From May 15, 2013, to March 16, 2016, a total of 648 patients were enrolled, including 404 (62%) young patients (R-CHOP50 [n=135], R-CEOP70 [n=134], or R-CEOP90 [n=135]), and 244 (38%) older patients (R-CHOP50 [n=122] or R-CEOP70 [n=122]). Four patients were excluded from the study for consent withdrawal and one patient for misdiagnosis before treatment. The 2-year progression-free survival in the R-CHOP50 group was 72·5% (95% CI 66·6-77·6) and in the R-CEOP70 group was 72·4% ([66·5-77·5]; HR 1·00 [0·73-1·38]; p=0·99).

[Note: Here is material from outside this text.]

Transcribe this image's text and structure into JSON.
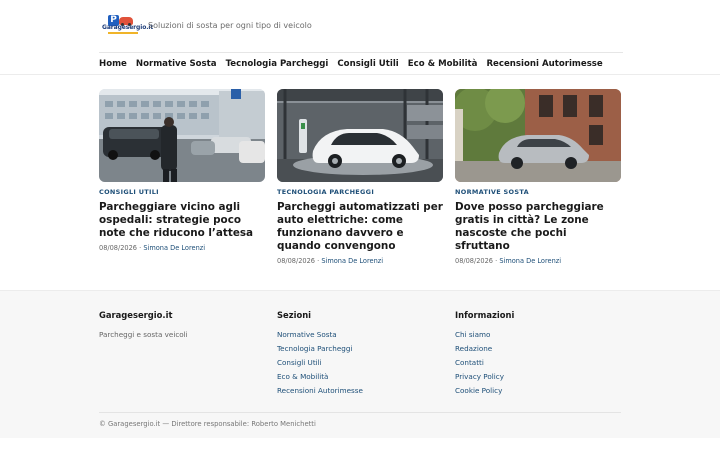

The non-inferiority was met and adverse events were similar between the two groups. Fewer patients in the R-CEOP70 group (14 [13%] of 110) presented with over 10% decrease in left ventricular ejection fraction (LVEF) than those in the R-CHOP50 group (31 [29%] of 108) at 3 years after remission. For young patients, the 2-year progression-free survival in the R-CEOP90 group was 88·8% (82·1-93·1) and was significantly improved compared with the R-CHOP50 group (75·9% [67·7-82·3]; 0·44 [0·25-0·76]; p=0·0047) and the R-CEOP70 group (77·4% [69·4-83·7%]; 0·49 [0·27-0·86]; p=0·017). Grade 3-4 neutropenia occurred more frequently in the R-CEOP90 group (97 [72%] of 134) than in the R-CHOP50 group (87 [65%] of 133) and R-CEOP70 group (84 [63%] of 133) in young patients but without further increase of clinically significant infections. Fewer patients in the R-CEOP70 group (7 [11%] of 66) and in the R-CEOP90 group (10 [13%] of 79) presented with more than 10% decrease in LVEF than those in the R-CHOP50 group (17 [26%] of 66) at 3 years after remission.

INTERPRETATION:

R-CEOP70 could serve as an alternative regimen to R-CHOP50 with mild long-term cardiotoxicity. Young patients with diffuse large B-cell lymphoma might benefit from high-dose epirubicin. Epirubicin is an alternative drug to doxorubicin in regular R-CHOP with mild long-term cardiotoxicity.

FUNDING:

National Natural Science Foundation of China, National Key Research and Development Program, Shanghai Commission of Science and Technology, Shanghai Municipal Education Commission Gaofeng Clinical Medicine Grant Support, Multicenter Clinical Research Project by Shanghai Jiao Tong University School of Medicine, Clinical Research Plan of Shanghai Hospital Development Center, and Chang Jiang Scholars Program.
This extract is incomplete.